Hello, I am creating small sensor device that require 2 voltages and I would like to know what product will best fit my requirements.
I need 2 separate power rails:
A 3.3v power supply with 395ma peak current and a maximum of 100mv ripples peak to peak.
If the regulator use a switch frequencies, the switching frequency should be above 500khz.
The second power supply requires 5 volt and a 10ma peak.
This will be powered by standard alkaline (3 cells) so a voltage range of around 2.7 to 4.8v.
I am trying to keep the combined efficiency to more than 80%.

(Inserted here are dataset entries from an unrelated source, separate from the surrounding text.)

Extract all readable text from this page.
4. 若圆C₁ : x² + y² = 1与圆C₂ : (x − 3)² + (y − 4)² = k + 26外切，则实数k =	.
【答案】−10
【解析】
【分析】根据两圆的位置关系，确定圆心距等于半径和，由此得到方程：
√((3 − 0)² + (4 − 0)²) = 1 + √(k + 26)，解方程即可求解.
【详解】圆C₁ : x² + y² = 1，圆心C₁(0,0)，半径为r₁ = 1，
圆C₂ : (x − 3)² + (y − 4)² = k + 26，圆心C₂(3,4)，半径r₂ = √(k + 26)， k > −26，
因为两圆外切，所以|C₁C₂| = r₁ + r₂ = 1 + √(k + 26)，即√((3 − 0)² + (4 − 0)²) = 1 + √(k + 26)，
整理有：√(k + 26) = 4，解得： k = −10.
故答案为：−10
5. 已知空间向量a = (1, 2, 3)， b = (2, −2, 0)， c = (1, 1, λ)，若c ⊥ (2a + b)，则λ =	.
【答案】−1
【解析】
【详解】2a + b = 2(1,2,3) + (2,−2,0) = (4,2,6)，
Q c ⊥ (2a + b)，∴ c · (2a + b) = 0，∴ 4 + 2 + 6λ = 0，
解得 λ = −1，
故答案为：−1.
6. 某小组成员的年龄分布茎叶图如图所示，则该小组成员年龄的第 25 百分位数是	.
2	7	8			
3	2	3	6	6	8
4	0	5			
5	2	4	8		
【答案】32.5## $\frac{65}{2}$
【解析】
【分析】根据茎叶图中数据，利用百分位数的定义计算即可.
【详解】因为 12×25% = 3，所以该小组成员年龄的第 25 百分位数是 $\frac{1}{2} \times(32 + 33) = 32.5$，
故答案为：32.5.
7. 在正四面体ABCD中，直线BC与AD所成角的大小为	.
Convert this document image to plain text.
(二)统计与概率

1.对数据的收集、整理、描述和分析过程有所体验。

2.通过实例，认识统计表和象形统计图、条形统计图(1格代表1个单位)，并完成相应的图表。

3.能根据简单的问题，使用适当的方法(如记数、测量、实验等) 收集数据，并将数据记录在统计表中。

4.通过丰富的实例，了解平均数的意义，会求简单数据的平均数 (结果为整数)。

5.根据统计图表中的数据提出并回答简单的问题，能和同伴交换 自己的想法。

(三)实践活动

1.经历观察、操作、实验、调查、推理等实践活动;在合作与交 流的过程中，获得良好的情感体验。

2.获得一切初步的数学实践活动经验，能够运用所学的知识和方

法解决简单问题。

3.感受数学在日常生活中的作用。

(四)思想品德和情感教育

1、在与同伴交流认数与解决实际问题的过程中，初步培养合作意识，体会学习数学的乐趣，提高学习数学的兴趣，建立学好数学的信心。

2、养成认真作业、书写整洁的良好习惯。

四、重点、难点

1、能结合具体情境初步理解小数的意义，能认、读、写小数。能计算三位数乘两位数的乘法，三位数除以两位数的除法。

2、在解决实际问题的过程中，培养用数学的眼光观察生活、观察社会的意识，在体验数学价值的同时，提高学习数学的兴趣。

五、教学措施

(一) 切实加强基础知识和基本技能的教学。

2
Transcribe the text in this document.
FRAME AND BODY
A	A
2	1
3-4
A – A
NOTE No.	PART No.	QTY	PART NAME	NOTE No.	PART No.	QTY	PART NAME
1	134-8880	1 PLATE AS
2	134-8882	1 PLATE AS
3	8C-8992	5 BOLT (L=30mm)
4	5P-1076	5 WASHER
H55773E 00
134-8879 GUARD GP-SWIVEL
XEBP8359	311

I think the only way to get everything you’re looking for with our products would be to use one of our adjustable boost regulators or our new step-up/step-down S7V7F5 regulator to produce 5V, and then use our step-down D15V35F5S3 regulator to get your 3.3V rail from the boosted 5V rail. The efficiency of the step-down regulator should be over 90%, and the boost regulator should have an efficiency close to 90%, which should give you an 3.3V efficiency of close to 80%.
Sorry, my suggestions were made under the assumption that both regulators would have the battery as the input, which is a bad assumption. Ben’s solution is better.
I looked at the 2 regulators that you suggested and for the D15V35F5S3 regulator, I found the switching frequency (700 kHz) and it’s typical quiescent current(15ma).
Do you have the frequency and the typical quiescent current for the S7V7F5 regulator?
Furthermore, the S7V7F5 regulator documentation page states that under little or no load the voltage can be as high as 5.2 V, in my application the range will be between 50ua to 400ma. What should I expect to have for the voltage range?
We have not characterized those parameters very well (and they depend on the input voltage), but the switching frequency for the S7V7F5 regulator is normally above 2 MHz and drops lower when the output current falls below a few hundred mA, and the output voltage increases slightly when that happens. I would expect you to see around 5.15-5.2 V at the lower end of your range and almost exactly 5 V at the upper end. I measured the quiescent current of the regulator to be around 50-80 uA (microamps).
The S7V7F5 quiescent current of 50 - 80 microamps is very good compared to the D15V35F5S3 regulator (15ma).
Since my system is battery powered and I must run for a long period of time, I will turn off the sensor and the controller. The system will be in sleep mode most of the time. In sleep mode the controller takes only 50ua but since the D15V35F5S3 has a IQ of 15ma, the battery life will be seriously shorten.
Maybe I should make calculation with the S7V7F5 as the front 5v regulator and a ldo regulator for the 3.3volts. This will lower my efficiency when the controller is not sleeping but overall battery life may be higher.
A 3.3v LDO regulator should give me around 66% efficiency from my 5 volt input voltage rail but the IQ of an ldo regulator is well below the D15V35F5S3.
Am I making a mistake by thinking that the D15V35F5S3 regulator was not designed to run with only a few microamps load?
Unfortunately, I cannot turn off the output(enable pin) since I need the give the controller it’s power during sleep mode.
As an alternative to the D15V35F5S3, you could also consider our adjustable D24V6ALV regulator, which has a somewhat lower typical quiescent current of 2 mA (but a little lower efficiency than the D15V35F5S3). It’s very possible you could find a linear regulator with a much lower quiescent current, though, so that might be a good idea if you expect to be drawing very little current from the 3.3 V rail most of the time.